Withholding hundreds of documents relating to business assistance programs upholds the “government’s pervasive policy of secrecy,” according to Nova Scotia auditor general Jacques Lapointe.
In a report released yesterday morning, Lapointe harshly criticized the NDP government for refusing to turn over 281 documents relating to Nova Scotia Business Incorporated and the province’s Industrial Expansion Fund.
Lapointe’s office had been attempting to audit NSBI and the IEF since last fall.
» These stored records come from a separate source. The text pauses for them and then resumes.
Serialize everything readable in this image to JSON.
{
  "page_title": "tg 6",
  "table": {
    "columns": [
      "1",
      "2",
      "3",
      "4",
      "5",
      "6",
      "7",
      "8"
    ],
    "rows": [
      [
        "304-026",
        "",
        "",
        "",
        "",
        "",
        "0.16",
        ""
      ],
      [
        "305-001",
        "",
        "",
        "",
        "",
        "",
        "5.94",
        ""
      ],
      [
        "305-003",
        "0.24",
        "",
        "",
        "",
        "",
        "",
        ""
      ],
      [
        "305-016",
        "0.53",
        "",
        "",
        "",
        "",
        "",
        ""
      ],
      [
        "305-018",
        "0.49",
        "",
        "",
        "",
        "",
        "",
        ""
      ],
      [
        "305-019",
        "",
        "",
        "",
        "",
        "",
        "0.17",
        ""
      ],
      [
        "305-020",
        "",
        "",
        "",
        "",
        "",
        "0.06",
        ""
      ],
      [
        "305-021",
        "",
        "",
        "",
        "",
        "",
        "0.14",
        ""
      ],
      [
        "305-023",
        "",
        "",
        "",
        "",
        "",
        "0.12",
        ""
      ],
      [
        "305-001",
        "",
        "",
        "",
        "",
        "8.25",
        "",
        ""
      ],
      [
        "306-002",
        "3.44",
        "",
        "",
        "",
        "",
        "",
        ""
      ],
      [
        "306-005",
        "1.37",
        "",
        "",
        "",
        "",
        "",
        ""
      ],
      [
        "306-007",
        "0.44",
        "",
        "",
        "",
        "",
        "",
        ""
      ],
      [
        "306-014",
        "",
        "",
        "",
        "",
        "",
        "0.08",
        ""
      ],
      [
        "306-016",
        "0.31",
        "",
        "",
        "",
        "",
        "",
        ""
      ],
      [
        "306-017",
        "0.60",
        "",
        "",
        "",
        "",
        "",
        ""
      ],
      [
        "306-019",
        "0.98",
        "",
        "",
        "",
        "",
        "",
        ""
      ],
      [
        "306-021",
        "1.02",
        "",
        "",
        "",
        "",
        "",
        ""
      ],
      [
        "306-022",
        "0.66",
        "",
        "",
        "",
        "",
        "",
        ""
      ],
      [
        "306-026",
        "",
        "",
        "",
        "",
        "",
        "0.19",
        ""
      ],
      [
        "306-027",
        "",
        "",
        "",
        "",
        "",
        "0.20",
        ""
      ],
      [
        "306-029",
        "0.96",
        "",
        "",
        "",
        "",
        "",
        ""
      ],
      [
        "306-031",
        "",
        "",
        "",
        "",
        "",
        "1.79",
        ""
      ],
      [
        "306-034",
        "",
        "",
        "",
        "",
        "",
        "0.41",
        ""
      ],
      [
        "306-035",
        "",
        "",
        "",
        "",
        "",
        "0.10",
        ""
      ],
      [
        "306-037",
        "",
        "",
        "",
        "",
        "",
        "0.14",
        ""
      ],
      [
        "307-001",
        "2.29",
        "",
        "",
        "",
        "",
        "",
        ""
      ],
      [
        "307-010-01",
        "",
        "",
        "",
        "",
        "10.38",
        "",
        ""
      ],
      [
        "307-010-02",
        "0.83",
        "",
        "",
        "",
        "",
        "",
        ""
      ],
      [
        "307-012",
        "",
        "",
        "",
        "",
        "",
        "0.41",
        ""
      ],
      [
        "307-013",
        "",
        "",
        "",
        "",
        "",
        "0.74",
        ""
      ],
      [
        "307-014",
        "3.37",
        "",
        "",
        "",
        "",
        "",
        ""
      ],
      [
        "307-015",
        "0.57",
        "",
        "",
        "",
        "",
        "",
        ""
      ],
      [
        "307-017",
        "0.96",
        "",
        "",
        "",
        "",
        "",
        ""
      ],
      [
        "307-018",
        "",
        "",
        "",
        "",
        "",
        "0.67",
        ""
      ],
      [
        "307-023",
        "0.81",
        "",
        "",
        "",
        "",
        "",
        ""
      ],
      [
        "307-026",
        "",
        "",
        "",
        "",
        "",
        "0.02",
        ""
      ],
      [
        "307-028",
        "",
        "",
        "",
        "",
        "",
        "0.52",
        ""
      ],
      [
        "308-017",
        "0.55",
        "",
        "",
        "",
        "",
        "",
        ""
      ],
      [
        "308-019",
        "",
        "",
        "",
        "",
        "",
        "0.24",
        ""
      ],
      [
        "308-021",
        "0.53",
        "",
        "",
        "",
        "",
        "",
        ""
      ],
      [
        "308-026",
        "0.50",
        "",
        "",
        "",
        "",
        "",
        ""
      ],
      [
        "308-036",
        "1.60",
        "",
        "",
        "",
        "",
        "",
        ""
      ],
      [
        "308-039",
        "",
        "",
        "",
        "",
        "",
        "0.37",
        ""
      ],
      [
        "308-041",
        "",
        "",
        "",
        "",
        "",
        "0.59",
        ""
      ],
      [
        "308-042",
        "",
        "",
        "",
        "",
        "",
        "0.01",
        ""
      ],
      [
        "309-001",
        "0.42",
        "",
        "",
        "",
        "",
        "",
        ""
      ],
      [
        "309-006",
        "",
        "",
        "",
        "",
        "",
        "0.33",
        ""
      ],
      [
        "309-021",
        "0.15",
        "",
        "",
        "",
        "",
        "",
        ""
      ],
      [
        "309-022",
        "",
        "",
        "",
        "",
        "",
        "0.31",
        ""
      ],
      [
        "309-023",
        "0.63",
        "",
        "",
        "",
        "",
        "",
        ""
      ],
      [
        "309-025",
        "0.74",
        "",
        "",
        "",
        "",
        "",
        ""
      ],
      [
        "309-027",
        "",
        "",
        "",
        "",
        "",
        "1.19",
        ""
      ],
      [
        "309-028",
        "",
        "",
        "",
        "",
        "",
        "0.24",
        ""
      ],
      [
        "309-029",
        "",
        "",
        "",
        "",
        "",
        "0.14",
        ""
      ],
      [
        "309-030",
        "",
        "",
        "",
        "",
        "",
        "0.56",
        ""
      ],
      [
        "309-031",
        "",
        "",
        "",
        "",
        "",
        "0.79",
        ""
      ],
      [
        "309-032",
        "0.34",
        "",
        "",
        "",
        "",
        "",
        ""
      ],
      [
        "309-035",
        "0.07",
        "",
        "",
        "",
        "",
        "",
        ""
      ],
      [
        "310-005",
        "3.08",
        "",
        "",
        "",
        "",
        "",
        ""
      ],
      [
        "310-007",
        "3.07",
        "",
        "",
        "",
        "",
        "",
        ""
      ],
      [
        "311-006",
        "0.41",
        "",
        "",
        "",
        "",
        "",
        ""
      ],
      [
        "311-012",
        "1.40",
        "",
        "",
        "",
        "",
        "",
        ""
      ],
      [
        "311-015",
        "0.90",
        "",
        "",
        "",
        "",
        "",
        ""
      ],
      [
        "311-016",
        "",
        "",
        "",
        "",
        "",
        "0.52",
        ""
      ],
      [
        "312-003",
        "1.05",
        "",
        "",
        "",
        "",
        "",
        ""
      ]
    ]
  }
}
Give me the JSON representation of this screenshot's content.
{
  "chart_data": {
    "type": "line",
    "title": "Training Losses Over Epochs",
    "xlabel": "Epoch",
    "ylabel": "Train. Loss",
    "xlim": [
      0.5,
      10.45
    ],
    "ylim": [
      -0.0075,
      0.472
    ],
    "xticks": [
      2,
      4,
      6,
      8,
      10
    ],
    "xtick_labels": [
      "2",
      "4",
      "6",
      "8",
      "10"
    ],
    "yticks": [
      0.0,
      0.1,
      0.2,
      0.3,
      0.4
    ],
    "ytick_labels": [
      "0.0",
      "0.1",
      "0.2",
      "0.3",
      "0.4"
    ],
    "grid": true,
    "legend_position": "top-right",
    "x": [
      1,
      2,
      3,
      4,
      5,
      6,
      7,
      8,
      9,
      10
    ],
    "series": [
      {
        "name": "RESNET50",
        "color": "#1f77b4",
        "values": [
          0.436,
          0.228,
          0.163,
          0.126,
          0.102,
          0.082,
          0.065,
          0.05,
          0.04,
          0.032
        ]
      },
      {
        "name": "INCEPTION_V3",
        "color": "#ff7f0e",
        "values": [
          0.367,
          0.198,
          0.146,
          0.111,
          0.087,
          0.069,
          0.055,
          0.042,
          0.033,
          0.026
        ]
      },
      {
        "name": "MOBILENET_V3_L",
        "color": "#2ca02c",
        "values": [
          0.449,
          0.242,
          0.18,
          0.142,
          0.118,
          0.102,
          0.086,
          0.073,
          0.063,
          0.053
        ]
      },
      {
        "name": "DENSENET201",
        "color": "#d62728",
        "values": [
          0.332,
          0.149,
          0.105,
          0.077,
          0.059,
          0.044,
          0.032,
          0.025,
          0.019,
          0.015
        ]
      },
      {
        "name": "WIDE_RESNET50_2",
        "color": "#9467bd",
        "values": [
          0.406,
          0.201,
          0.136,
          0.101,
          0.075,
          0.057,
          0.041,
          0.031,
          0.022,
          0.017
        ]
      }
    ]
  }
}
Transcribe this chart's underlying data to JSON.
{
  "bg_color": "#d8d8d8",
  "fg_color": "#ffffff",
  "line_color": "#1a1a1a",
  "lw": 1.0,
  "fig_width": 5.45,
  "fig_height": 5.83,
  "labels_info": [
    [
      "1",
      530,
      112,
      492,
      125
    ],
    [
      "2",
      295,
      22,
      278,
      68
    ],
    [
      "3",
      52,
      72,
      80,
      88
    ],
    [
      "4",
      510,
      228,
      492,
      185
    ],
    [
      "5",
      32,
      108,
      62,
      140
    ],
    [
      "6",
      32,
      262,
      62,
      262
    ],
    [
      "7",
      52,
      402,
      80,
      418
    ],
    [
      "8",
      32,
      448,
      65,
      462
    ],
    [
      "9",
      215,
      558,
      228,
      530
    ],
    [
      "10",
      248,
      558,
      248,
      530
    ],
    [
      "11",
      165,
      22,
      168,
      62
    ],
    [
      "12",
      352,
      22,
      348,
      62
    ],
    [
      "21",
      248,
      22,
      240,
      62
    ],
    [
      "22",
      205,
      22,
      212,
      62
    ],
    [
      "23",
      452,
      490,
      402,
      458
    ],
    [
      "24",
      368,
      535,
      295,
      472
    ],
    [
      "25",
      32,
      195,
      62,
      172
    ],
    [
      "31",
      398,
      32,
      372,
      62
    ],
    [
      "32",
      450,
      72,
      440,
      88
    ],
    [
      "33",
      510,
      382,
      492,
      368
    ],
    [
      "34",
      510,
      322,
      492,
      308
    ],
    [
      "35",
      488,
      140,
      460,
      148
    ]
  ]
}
Lapointe said he was forced to halt the audit when it became apparent the government was not willing to turn over the files.
Lapointe said the move puts the government in violation of the Auditor General’s Act, criticizing “certain decisions made at the senior levels of government to withhold from (his) office a large number of documents related to financial assistance programs.”
“Such a restriction on my ability to do my job violates the principle that government is ultimately accountable to the legislature,” he said.
According to the NDP and NSBI, the information withheld was either confidential cabinet documents, or else fall under solicitor-client privilege.
Finance Minister Graham Steele said turning over the documents would amount to the waiving of privileges, potentially opening up confidential information to third-party court challenges — a charge disputed by Lapointe.
But Steele said the law clearly states the auditor general’s power doesn’t extend to solicitor-client communications, citing a December 2000 decision in the Nova Scotia Supreme Court to that effect.
“That is the law of the province today,” said Steele. “And we are puzzled by the auditor general’s statement to the contrary.”
Steele, a virulent critic of denying access to the auditor general while in opposition, said the government has been in talks with Lapointe’s office to develop a legislative framework for turning the documents over. He said the legislation, originally planned for the spring session, will be a goal for the fall.
But Steele acknowledged the government should have acted sooner on the issue. “There’s no question that we did make a mistake,” he said.